O'Toole said Comcast's metro Ethernet provides the bandwidth necessary to make virtualization possible, as well as a dedicated network operations center (NOC) team that can monitor and fix problems on the fly.
Bockwoldt said the school district was working on a hybrid cloud that will also be provisioned over the last mile by Comcast's metro Ethernet services. The hybrid cloud would still connect with the IlliniCloud on one end, but also with "feeder" school districts in the area.
"When you look at what the cloud does, when you move all of your applications into the cloud, you really double down on your last mile network connection," O'Toole said. "Now everything you do is going over that network, so you really have to make sure you have the right technology, that it's scalable, that it's reliable, that it provides the amount of bandwidth you need, as well as the bandwidth quality and controls that you need.
"So we think metro Ethernet is a fantastic solution for customers who are adopting cloud services."
By using metro Ethernet, Bockwoldt was able to segment his traffic across the wide area network (WAN). Currently, VoIP has the top priority, followed by video and then data. Going forward, the school district is looking at offering a more robust video conferencing service, which could cause Bockwoldt to realign his priorities, but he won't have to alter the network that's in place.
"We have 200 megs to each one of the campuses, and I'm looking to ratchet that up," he said. "All I'll have to do is make a phone call, and we can ratchet that up. It's not like I have to re-engineer the network again and run new lines. It's already there. The plumbing is in place. I just need to open the faucet up a little a bit more."
O'Toole said metro Ethernet services, including point-to-point, point-to-multipoint and point-to-Internet, are flexible enough to serve companies with only three or four sites, while also being scalable enough to serve up to 50 sites, as well as handling the cell backhaul duties.

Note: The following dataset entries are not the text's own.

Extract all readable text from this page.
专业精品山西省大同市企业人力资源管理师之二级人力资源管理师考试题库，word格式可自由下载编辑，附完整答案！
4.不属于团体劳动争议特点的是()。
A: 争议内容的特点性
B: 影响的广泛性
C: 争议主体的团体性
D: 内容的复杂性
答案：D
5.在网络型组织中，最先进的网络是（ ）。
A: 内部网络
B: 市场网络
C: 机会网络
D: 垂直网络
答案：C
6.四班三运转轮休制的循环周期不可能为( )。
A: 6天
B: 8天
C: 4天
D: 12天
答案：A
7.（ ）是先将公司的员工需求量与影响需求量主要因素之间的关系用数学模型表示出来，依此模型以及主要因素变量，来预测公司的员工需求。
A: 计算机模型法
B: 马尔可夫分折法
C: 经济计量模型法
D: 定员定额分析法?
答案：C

"The beauty of the technology is that it's so flexible in meeting the needs, and aligning costs, with the needs of a business at a given location," O'Toole said. "Regardless of the speeds or configurations that they need, it's basically one piece of CPE that we can put on each customer location. We use a device from Ciena that will go up to a gigabit per second. So even if they start at 10 megs, we don't have to change that CPE until we're north of a gig. We have a lot of runway in it for them."

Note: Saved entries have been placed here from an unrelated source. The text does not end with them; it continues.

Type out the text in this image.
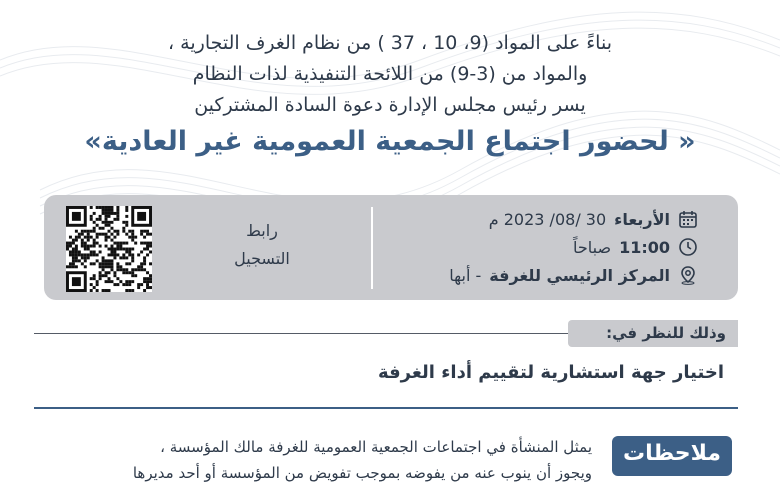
بناءً على المواد (9، 10 ، 37 ) من نظام الغرف التجارية ،
والمواد من (3-9) من اللائحة التنفيذية لذات النظام
يسر رئيس مجلس الإدارة دعوة السادة المشتركين
« لحضور اجتماع الجمعية العمومية غير العادية»
الأربعاء
30 /08/ 2023 م
11:00
صباحاً
المركز الرئيسي للغرفة
- أبها
رابط
التسجيل
وذلك للنظر في:
اختيار جهة استشارية لتقييم أداء الغرفة
ملاحظات
يمثل المنشأة في اجتماعات الجمعية العمومية للغرفة مالك المؤسسة ،
ويجوز أن ينوب عنه من يفوضه بموجب تفويض من المؤسسة أو أحد مديرها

Over the past year, Comcast hired 600 new employees to help keep pace with its business services growth. For now, Comcast is staying keenly focused on the small- and medium-size business services sectors.

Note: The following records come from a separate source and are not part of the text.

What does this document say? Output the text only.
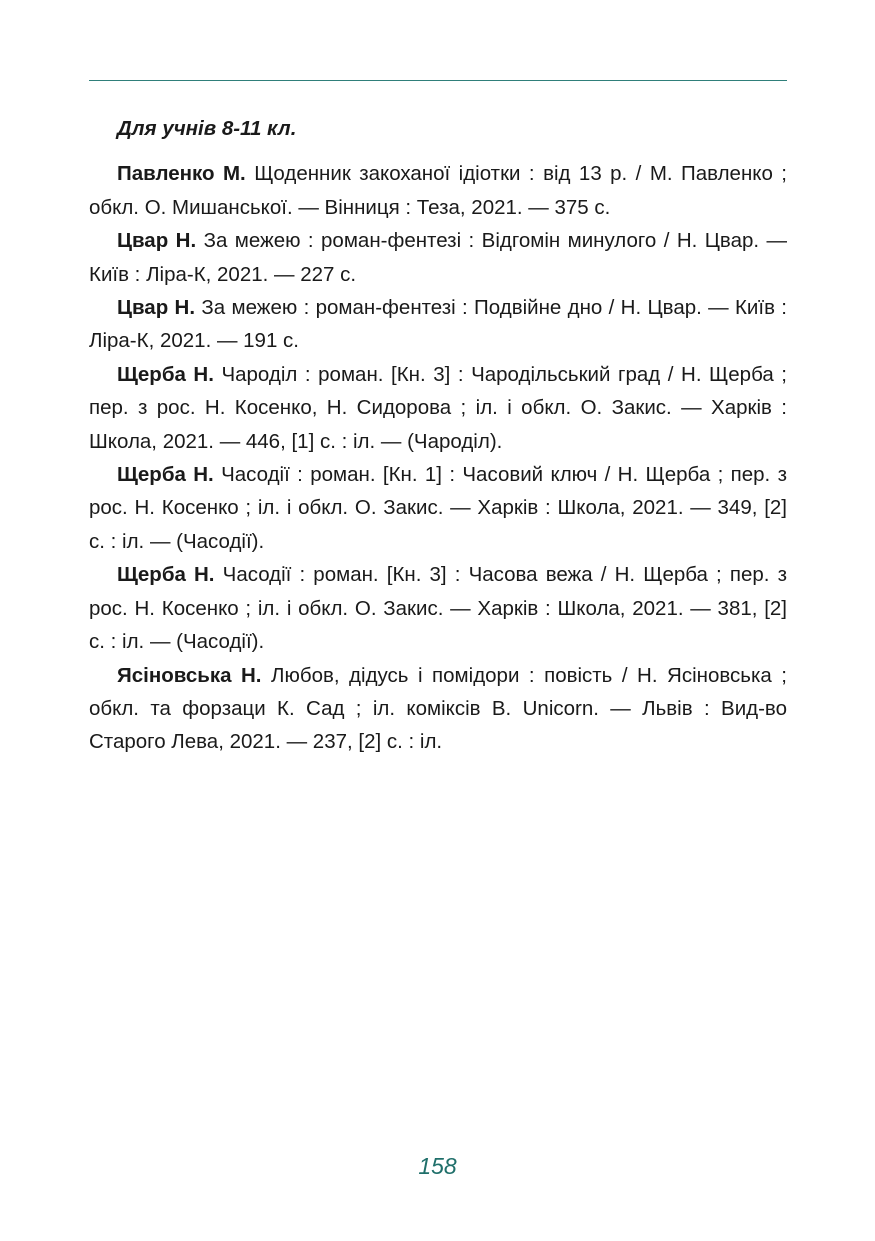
Для учнів 8-11 кл.

Павленко М. Щоденник закоханої ідіотки : від 13 р. / М. Павленко ; обкл. О. Мишанської. — Вінниця : Теза, 2021. — 375 с.

Цвар Н. За межею : роман-фентезі : Відгомін минулого / Н. Цвар. — Київ : Ліра-К, 2021. — 227 с.

Цвар Н. За межею : роман-фентезі : Подвійне дно / Н. Цвар. — Київ : Ліра-К, 2021. — 191 с.

Щерба Н. Чароділ : роман. [Кн. 3] : Чародільський град / Н. Щерба ; пер. з рос. Н. Косенко, Н. Сидорова ; іл. і обкл. О. Закис. — Харків : Школа, 2021. — 446, [1] с. : іл. — (Чароділ).

Щерба Н. Часодії : роман. [Кн. 1] : Часовий ключ / Н. Щерба ; пер. з рос. Н. Косенко ; іл. і обкл. О. Закис. — Харків : Школа, 2021. — 349, [2] с. : іл. — (Часодії).

Щерба Н. Часодії : роман. [Кн. 3] : Часова вежа / Н. Щерба ; пер. з рос. Н. Косенко ; іл. і обкл. О. Закис. — Харків : Школа, 2021. — 381, [2] с. : іл. — (Часодії).

Ясіновська Н. Любов, дідусь і помідори : повість / Н. Ясіновська ; обкл. та форзаци К. Сад ; іл. коміксів В. Unicorn. — Львів : Вид-во Старого Лева, 2021. — 237, [2] с. : іл.

158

"We look at the opportunity that we're pursuing today with small business, under 20 employees, and the mid-market, which we define 20 to 500 employees, and we think that's just such a great opportunity that we're not really looking at enterprise right now," O'Toole said. "We're always looking at new stuff, but we're very focused on getting out there and getting going on solving problems like we did for the school district."